Whitepapers, research reports and client magazines are the mainstay of an intelligent B2B content plan. When created with purpose and executed with flair, these three pillars of publishing deliver value to the reader and underscore an organisation’s credentials as expert in its field.
So far so good. However, when transitioning from print to digital ‘the bundle’ presents a problem of discoverability and of missed opportunity.
Buried within a client magazine is a series of articles that have value as standalone editorial pieces. Moreover, buried within each article are component parts that could stand alone. Ditto within the research report. Ditto within the whitepaper. These are hidden gems to be mined. Collectively these separate assets increase the chances of a company’s excellent content being surfaced by search engines, shared via social media and linked to from elsewhere. Bundled together, there’s only one chance.

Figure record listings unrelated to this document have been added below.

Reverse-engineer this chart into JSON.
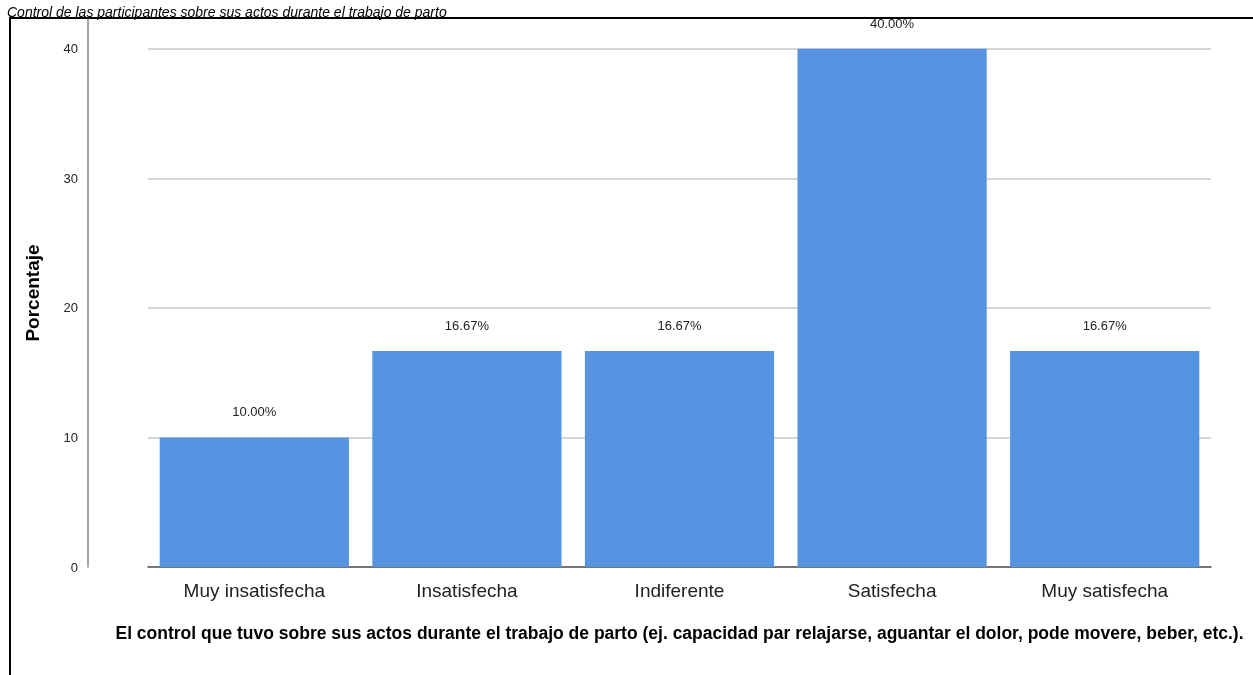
{
  "chart_data": {
    "type": "bar",
    "title": "Control de las participantes sobre sus actos durante el trabajo de parto",
    "xlabel": "El control que tuvo sobre sus actos durante el trabajo de parto (ej. capacidad par relajarse, aguantar el dolor, pode movere, beber, etc.).",
    "ylabel": "Porcentaje",
    "categories": [
      "Muy insatisfecha",
      "Insatisfecha",
      "Indiferente",
      "Satisfecha",
      "Muy satisfecha"
    ],
    "values": [
      10,
      16.67,
      16.67,
      40,
      16.67
    ],
    "value_labels": [
      "10.00%",
      "16.67%",
      "16.67%",
      "40.00%",
      "16.67%"
    ],
    "color": "#5694e2",
    "ylim": [
      0,
      42.3
    ],
    "yticks": [
      0,
      10,
      20,
      30,
      40
    ],
    "grid": "y"
  }
}
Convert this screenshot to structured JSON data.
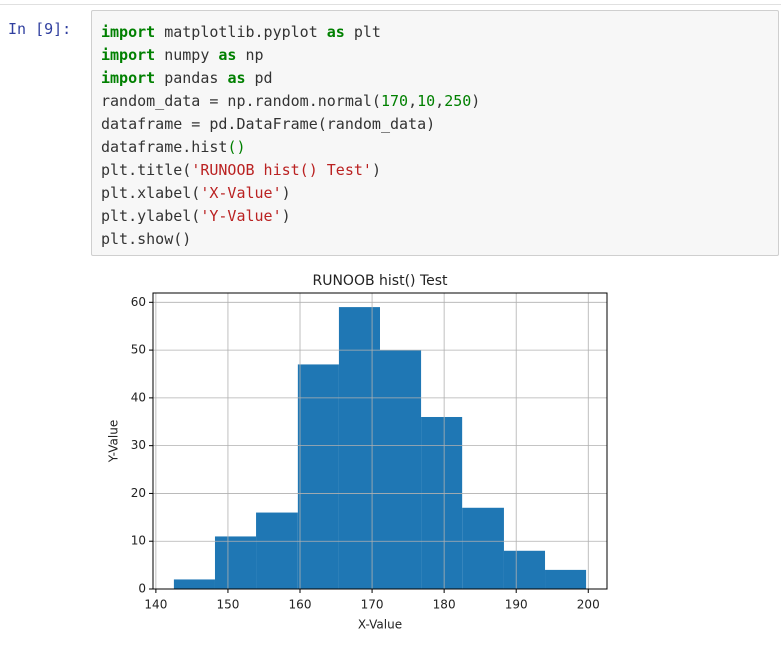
{
  "prompt": "In [9]:",
  "code": {
    "lines": [
      [
        [
          "import",
          "kw"
        ],
        [
          " matplotlib.pyplot ",
          "plain"
        ],
        [
          "as",
          "kw"
        ],
        [
          " plt",
          "plain"
        ]
      ],
      [
        [
          "import",
          "kw"
        ],
        [
          " numpy ",
          "plain"
        ],
        [
          "as",
          "kw"
        ],
        [
          " np",
          "plain"
        ]
      ],
      [
        [
          "import",
          "kw"
        ],
        [
          " pandas ",
          "plain"
        ],
        [
          "as",
          "kw"
        ],
        [
          " pd",
          "plain"
        ]
      ],
      [
        [
          "random_data = np.random.normal(",
          "plain"
        ],
        [
          "170",
          "num"
        ],
        [
          ",",
          "plain"
        ],
        [
          "10",
          "num"
        ],
        [
          ",",
          "plain"
        ],
        [
          "250",
          "num"
        ],
        [
          ")",
          "plain"
        ]
      ],
      [
        [
          "dataframe = pd.DataFrame(random_data)",
          "plain"
        ]
      ],
      [
        [
          "dataframe.hist",
          "plain"
        ],
        [
          "()",
          "num"
        ]
      ],
      [
        [
          "plt.title(",
          "plain"
        ],
        [
          "'RUNOOB hist() Test'",
          "str"
        ],
        [
          ")",
          "plain"
        ]
      ],
      [
        [
          "plt.xlabel(",
          "plain"
        ],
        [
          "'X-Value'",
          "str"
        ],
        [
          ")",
          "plain"
        ]
      ],
      [
        [
          "plt.ylabel(",
          "plain"
        ],
        [
          "'Y-Value'",
          "str"
        ],
        [
          ")",
          "plain"
        ]
      ],
      [
        [
          "plt.show()",
          "plain"
        ]
      ]
    ]
  },
  "chart_data": {
    "type": "histogram",
    "title": "RUNOOB hist() Test",
    "x_label": "X-Value",
    "y_label": "Y-Value",
    "bins": [
      142.5,
      148.2,
      153.9,
      159.7,
      165.4,
      171.1,
      176.8,
      182.5,
      188.3,
      194.0,
      199.7
    ],
    "values": [
      2,
      11,
      16,
      47,
      59,
      50,
      36,
      17,
      8,
      4
    ],
    "color": "#1f77b4",
    "xlim": [
      139.6,
      202.6
    ],
    "ylim": [
      0,
      61.95
    ],
    "xticks": [
      140,
      150,
      160,
      170,
      180,
      190,
      200
    ],
    "yticks": [
      0,
      10,
      20,
      30,
      40,
      50,
      60
    ],
    "grid": true
  }
}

So what’s the solution? Grist takes a three-step approach: unbundle, repurpose and amplify. Let’s take each in turn:
Unbundle. First deconstruct the whitepaper, research report or magazine into component parts – article copy, box-out copy, images, graphs, infographics, tables and so on. Take another look at the body copy and determine whether that can be unbundled further, perhaps around particular topics, themes, arguments or stories. Existing subheadings may even provide a ready-made break point between those component parts. Once suitably atomised, decide which of those separate assets can stand alone. Invariably, most can.
Repurpose. A 15-page whitepaper may have 10 separate and usable parts to it. The executive summary, for example, may work perfectly as a LinkedIn long-form post. It may require a little “re-nosing” (adapting the first paragraph, say) and will need a dedicated headline and kicker. A table might work as a standalone blog post, requiring an intro and outro paragraph of text to provide context. (Research by Hubspot into 7,000 company websites found that an increase in blogging activity from 3-5 times a month to 6-8 times a month almost doubled lead generation.)
Meanwhile, an infographic would work pinned to Pinterest, the graph embedded into a tweet and a collection of the visual assets threaded into a compelling SlideShare presentation – with a little topping and tailing, of course. By the way, Slideshare is the most popular content-sharing site for professionals.
Amplify. Use a mixture of all channels available to push the repurposed content out. Communications professionals increasingly reach for the PESO model as a useful framework to organise and implement PR and marketing activity around content. PESO? That’s paid, earned, shared and owned media. In future posts we’ll look in more detail at each of the PESO channels and discuss how they can help amplify content that’s been unbundled and repurposed.
Which approach makes most sense for you? A single PDF buried on your website and hidden from search engines, or a dozen search-friendly pieces of content pulling in targeted traffic and providing a plethora of opportunities across other platforms?